[Thyroid hormone resistance. Clinical, biochemical and genetic study of a family].

We here present a family where three individuals in three generations had varying degrees of goiter, tachycardia, fatigue, hyperactivity, and learning disability. Serum T3 and free T4 were elevated, whereas TSH was normal or slightly increased. The clinical findings in combination with the hormone values led to several supplementary investigations and therapies being carried out, but they had no beneficial influence on the patients' symptoms.

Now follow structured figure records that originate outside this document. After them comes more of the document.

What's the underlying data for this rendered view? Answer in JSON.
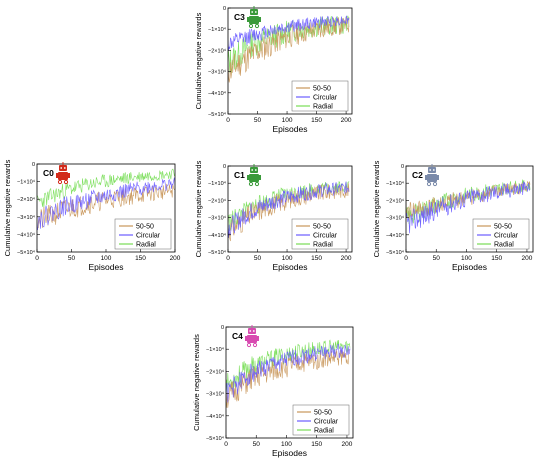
{
  "chart_data": [
    {
      "id": "C3",
      "type": "line",
      "xlabel": "Episodes",
      "ylabel": "Cumulative negative rewards",
      "xlim": [
        0,
        210
      ],
      "ylim": [
        -50000,
        0
      ],
      "xticks": [
        0,
        50,
        100,
        150,
        200
      ],
      "yticks": [
        0,
        -10000,
        -20000,
        -30000,
        -40000,
        -50000
      ],
      "ytick_labels": [
        "0",
        "−1×10⁴",
        "−2×10⁴",
        "−3×10⁴",
        "−4×10⁴",
        "−5×10⁴"
      ],
      "legend_position": "bottom-right",
      "robot_icon_color": "#3a9a3a",
      "series": [
        {
          "name": "50-50",
          "color": "#c8965a",
          "trend": [
            [
              0,
              -30000
            ],
            [
              40,
              -22000
            ],
            [
              80,
              -16000
            ],
            [
              120,
              -12000
            ],
            [
              160,
              -9500
            ],
            [
              205,
              -8000
            ]
          ],
          "noise": 7000,
          "seed": 11
        },
        {
          "name": "Circular",
          "color": "#6a5cff",
          "trend": [
            [
              0,
              -17000
            ],
            [
              40,
              -13000
            ],
            [
              80,
              -10000
            ],
            [
              120,
              -8000
            ],
            [
              160,
              -6500
            ],
            [
              205,
              -5500
            ]
          ],
          "noise": 4000,
          "seed": 12
        },
        {
          "name": "Radial",
          "color": "#77dd55",
          "trend": [
            [
              0,
              -26000
            ],
            [
              40,
              -17000
            ],
            [
              80,
              -13000
            ],
            [
              120,
              -10000
            ],
            [
              160,
              -8500
            ],
            [
              205,
              -8000
            ]
          ],
          "noise": 7000,
          "seed": 13
        }
      ]
    },
    {
      "id": "C0",
      "type": "line",
      "xlabel": "Episodes",
      "ylabel": "Cumulative negative rewards",
      "xlim": [
        0,
        200
      ],
      "ylim": [
        -50000,
        0
      ],
      "xticks": [
        0,
        50,
        100,
        150,
        200
      ],
      "yticks": [
        0,
        -10000,
        -20000,
        -30000,
        -40000,
        -50000
      ],
      "ytick_labels": [
        "0",
        "−1×10⁴",
        "−2×10⁴",
        "−3×10⁴",
        "−4×10⁴",
        "−5×10⁴"
      ],
      "legend_position": "bottom-right",
      "robot_icon_color": "#d22a1a",
      "series": [
        {
          "name": "50-50",
          "color": "#c8965a",
          "trend": [
            [
              0,
              -33000
            ],
            [
              40,
              -26000
            ],
            [
              80,
              -22000
            ],
            [
              120,
              -19000
            ],
            [
              160,
              -17000
            ],
            [
              200,
              -15000
            ]
          ],
          "noise": 7000,
          "seed": 21
        },
        {
          "name": "Circular",
          "color": "#6a5cff",
          "trend": [
            [
              0,
              -32000
            ],
            [
              40,
              -24000
            ],
            [
              80,
              -20000
            ],
            [
              120,
              -16000
            ],
            [
              160,
              -13000
            ],
            [
              200,
              -11000
            ]
          ],
          "noise": 6000,
          "seed": 22
        },
        {
          "name": "Radial",
          "color": "#77dd55",
          "trend": [
            [
              0,
              -22000
            ],
            [
              40,
              -15000
            ],
            [
              80,
              -11000
            ],
            [
              120,
              -8500
            ],
            [
              160,
              -6500
            ],
            [
              200,
              -5500
            ]
          ],
          "noise": 5000,
          "seed": 23
        }
      ]
    },
    {
      "id": "C1",
      "type": "line",
      "xlabel": "Episodes",
      "ylabel": "Cumulative negative rewards",
      "xlim": [
        0,
        210
      ],
      "ylim": [
        -50000,
        0
      ],
      "xticks": [
        0,
        50,
        100,
        150,
        200
      ],
      "yticks": [
        0,
        -10000,
        -20000,
        -30000,
        -40000,
        -50000
      ],
      "ytick_labels": [
        "0",
        "−1×10⁴",
        "−2×10⁴",
        "−3×10⁴",
        "−4×10⁴",
        "−5×10⁴"
      ],
      "legend_position": "bottom-right",
      "robot_icon_color": "#3a9a3a",
      "series": [
        {
          "name": "50-50",
          "color": "#c8965a",
          "trend": [
            [
              0,
              -38000
            ],
            [
              40,
              -28000
            ],
            [
              80,
              -22000
            ],
            [
              120,
              -18000
            ],
            [
              160,
              -15500
            ],
            [
              205,
              -14000
            ]
          ],
          "noise": 7000,
          "seed": 31
        },
        {
          "name": "Circular",
          "color": "#6a5cff",
          "trend": [
            [
              0,
              -36000
            ],
            [
              40,
              -26000
            ],
            [
              80,
              -20000
            ],
            [
              120,
              -16500
            ],
            [
              160,
              -14000
            ],
            [
              205,
              -12500
            ]
          ],
          "noise": 6000,
          "seed": 32
        },
        {
          "name": "Radial",
          "color": "#77dd55",
          "trend": [
            [
              0,
              -33000
            ],
            [
              40,
              -24000
            ],
            [
              80,
              -18500
            ],
            [
              120,
              -15000
            ],
            [
              160,
              -13000
            ],
            [
              205,
              -11500
            ]
          ],
          "noise": 6000,
          "seed": 33
        }
      ]
    },
    {
      "id": "C2",
      "type": "line",
      "xlabel": "Episodes",
      "ylabel": "Cumulative negative rewards",
      "xlim": [
        0,
        210
      ],
      "ylim": [
        -50000,
        0
      ],
      "xticks": [
        0,
        50,
        100,
        150,
        200
      ],
      "yticks": [
        0,
        -10000,
        -20000,
        -30000,
        -40000,
        -50000
      ],
      "ytick_labels": [
        "0",
        "−1×10⁴",
        "−2×10⁴",
        "−3×10⁴",
        "−4×10⁴",
        "−5×10⁴"
      ],
      "legend_position": "bottom-right",
      "robot_icon_color": "#7a8aaa",
      "series": [
        {
          "name": "50-50",
          "color": "#c8965a",
          "trend": [
            [
              0,
              -26000
            ],
            [
              40,
              -24000
            ],
            [
              80,
              -20000
            ],
            [
              120,
              -17000
            ],
            [
              160,
              -14000
            ],
            [
              205,
              -12000
            ]
          ],
          "noise": 6000,
          "seed": 41
        },
        {
          "name": "Circular",
          "color": "#6a5cff",
          "trend": [
            [
              0,
              -34000
            ],
            [
              40,
              -27000
            ],
            [
              80,
              -21000
            ],
            [
              120,
              -17000
            ],
            [
              160,
              -14500
            ],
            [
              205,
              -12500
            ]
          ],
          "noise": 7000,
          "seed": 42
        },
        {
          "name": "Radial",
          "color": "#77dd55",
          "trend": [
            [
              0,
              -30000
            ],
            [
              40,
              -24000
            ],
            [
              80,
              -19000
            ],
            [
              120,
              -15500
            ],
            [
              160,
              -13000
            ],
            [
              205,
              -11000
            ]
          ],
          "noise": 6000,
          "seed": 43
        }
      ]
    },
    {
      "id": "C4",
      "type": "line",
      "xlabel": "Episodes",
      "ylabel": "Cumulative negative rewards",
      "xlim": [
        0,
        210
      ],
      "ylim": [
        -50000,
        0
      ],
      "xticks": [
        0,
        50,
        100,
        150,
        200
      ],
      "yticks": [
        0,
        -10000,
        -20000,
        -30000,
        -40000,
        -50000
      ],
      "ytick_labels": [
        "0",
        "−1×10⁴",
        "−2×10⁴",
        "−3×10⁴",
        "−4×10⁴",
        "−5×10⁴"
      ],
      "legend_position": "bottom-right",
      "robot_icon_color": "#d84ab0",
      "series": [
        {
          "name": "50-50",
          "color": "#c8965a",
          "trend": [
            [
              0,
              -32000
            ],
            [
              40,
              -24000
            ],
            [
              80,
              -19500
            ],
            [
              120,
              -16500
            ],
            [
              160,
              -14500
            ],
            [
              205,
              -13000
            ]
          ],
          "noise": 6000,
          "seed": 51
        },
        {
          "name": "Circular",
          "color": "#6a5cff",
          "trend": [
            [
              0,
              -30000
            ],
            [
              40,
              -21000
            ],
            [
              80,
              -16500
            ],
            [
              120,
              -13500
            ],
            [
              160,
              -11500
            ],
            [
              205,
              -10500
            ]
          ],
          "noise": 5000,
          "seed": 52
        },
        {
          "name": "Radial",
          "color": "#77dd55",
          "trend": [
            [
              0,
              -26000
            ],
            [
              40,
              -18000
            ],
            [
              80,
              -14000
            ],
            [
              120,
              -11000
            ],
            [
              160,
              -9500
            ],
            [
              205,
              -8500
            ]
          ],
          "noise": 5000,
          "seed": 53
        }
      ]
    }
  ]
}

The commonest form of thyroid hormone resistance (RTH) is an autosomal dominantly inherited disorder with varying degrees of hypo- and hyperthyroidism, including the hormonal changes described above. Several mutations, particularly in exons 9 and 10 of the thyroid hormone receptor beta gene, have been described and shown to be responsible for RTH. Exons 7, 8, 9, and 10 in the thyroid hormone receptor beta gene were amplified by polymerase chain reaction and analyzed by DNA sequencing. A heterozygous point mutation in nucleotide 1244 in exon 9 was demonstrated in the two patients with RTH that were available for the study. The guanidine to thymidine point mutation changed the codon for arginine in position 320 in the receptor protein to leucine. This mutation has previously been shown to decrease receptor affinity for T3; it has been demonstrated in some patients with RTH, and it is probably the cause of RTH in the family described in this study.